A month after Lyman's body was found, police interviewed a 16-year-old runaway who Payne said would stay in Lyman's cabin without his knowledge when Lyman would visit a daughter in Virginia each winter.
'That's what we're still trying to figure out today, why he was never prosecuted,' Payne said.
Discussion about Lyman's killing was renewed last week when police found the body of Robert 'Scott' Dickinson, 50, in his home on Floral Avenue March 25. Damien J. Tisbert, 20, also of Raymond, has been charged and is due back in Candia District Court Wednesday.
Nearly 20 years before, police made an arrest in another murder. Police discovered the body of Joanna Kozak in the Scribner Cemetery in December 1992. Steven Roy of Fremont was convicted of killing her and burying her body.
While the recent homicide brought up memories of the Lyman and Kozak murders for many, it hit especially close to home for Bourgeois.
Her dad served as police chief in the 1930s, and again from 1940 to 1946, Payne said.
'He hated crime of any kind and hated people that caused a row and I think he just kind of stepped into that position,' Bourgeois said.
She said everybody was devastated when they learned of her father's murder.

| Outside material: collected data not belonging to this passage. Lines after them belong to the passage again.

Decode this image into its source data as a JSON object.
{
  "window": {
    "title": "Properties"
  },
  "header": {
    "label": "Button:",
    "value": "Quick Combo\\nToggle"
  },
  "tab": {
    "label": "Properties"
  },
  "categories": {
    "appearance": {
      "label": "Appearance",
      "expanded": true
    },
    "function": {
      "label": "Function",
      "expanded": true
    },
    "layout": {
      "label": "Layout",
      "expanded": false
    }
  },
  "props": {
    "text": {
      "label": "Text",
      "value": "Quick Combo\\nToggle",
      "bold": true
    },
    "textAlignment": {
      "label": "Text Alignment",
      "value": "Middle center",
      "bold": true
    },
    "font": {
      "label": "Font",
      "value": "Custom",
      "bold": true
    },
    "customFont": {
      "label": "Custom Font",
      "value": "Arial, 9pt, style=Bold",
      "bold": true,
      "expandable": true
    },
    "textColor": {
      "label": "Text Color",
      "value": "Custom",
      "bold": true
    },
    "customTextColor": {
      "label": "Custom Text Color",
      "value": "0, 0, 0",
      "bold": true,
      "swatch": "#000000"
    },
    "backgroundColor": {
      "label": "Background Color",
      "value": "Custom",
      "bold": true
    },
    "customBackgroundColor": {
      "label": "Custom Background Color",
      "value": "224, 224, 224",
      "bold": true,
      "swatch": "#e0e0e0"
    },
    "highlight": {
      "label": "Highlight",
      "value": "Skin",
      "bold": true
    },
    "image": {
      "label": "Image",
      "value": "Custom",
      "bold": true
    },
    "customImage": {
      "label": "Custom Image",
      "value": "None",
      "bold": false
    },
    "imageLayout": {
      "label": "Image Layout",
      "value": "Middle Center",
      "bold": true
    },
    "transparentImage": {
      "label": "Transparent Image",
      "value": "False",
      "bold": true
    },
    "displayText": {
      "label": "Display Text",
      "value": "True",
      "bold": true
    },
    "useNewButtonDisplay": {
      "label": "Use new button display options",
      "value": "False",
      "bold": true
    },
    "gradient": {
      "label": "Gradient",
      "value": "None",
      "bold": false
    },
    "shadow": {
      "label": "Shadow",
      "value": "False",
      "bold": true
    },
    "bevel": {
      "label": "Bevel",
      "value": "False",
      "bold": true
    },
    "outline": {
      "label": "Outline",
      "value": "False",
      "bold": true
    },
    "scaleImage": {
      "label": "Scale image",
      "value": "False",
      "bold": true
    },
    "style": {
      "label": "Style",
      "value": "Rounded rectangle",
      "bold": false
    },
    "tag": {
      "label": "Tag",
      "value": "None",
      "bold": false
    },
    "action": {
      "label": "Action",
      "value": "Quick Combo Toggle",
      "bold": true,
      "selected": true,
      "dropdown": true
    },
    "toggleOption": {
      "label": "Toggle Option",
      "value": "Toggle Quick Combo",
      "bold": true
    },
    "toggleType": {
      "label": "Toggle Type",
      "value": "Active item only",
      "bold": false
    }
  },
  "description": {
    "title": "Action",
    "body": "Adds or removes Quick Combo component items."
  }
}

'He would be the last man you would think someone would do that to,' Bourgeois said. 'He liked everybody, everybody liked him ... it was so tragic because he did feel that way and while he was being murdered, he must have thought, 'Why is this happening to me?'
Bourgeois said she is glad her father has not been forgotten. A picture of him still hangs in the Raymond Police Department, and there is a memorial stone in his name at the Raymond Town Common, an area he lovingly took care of until the day of his death, she said.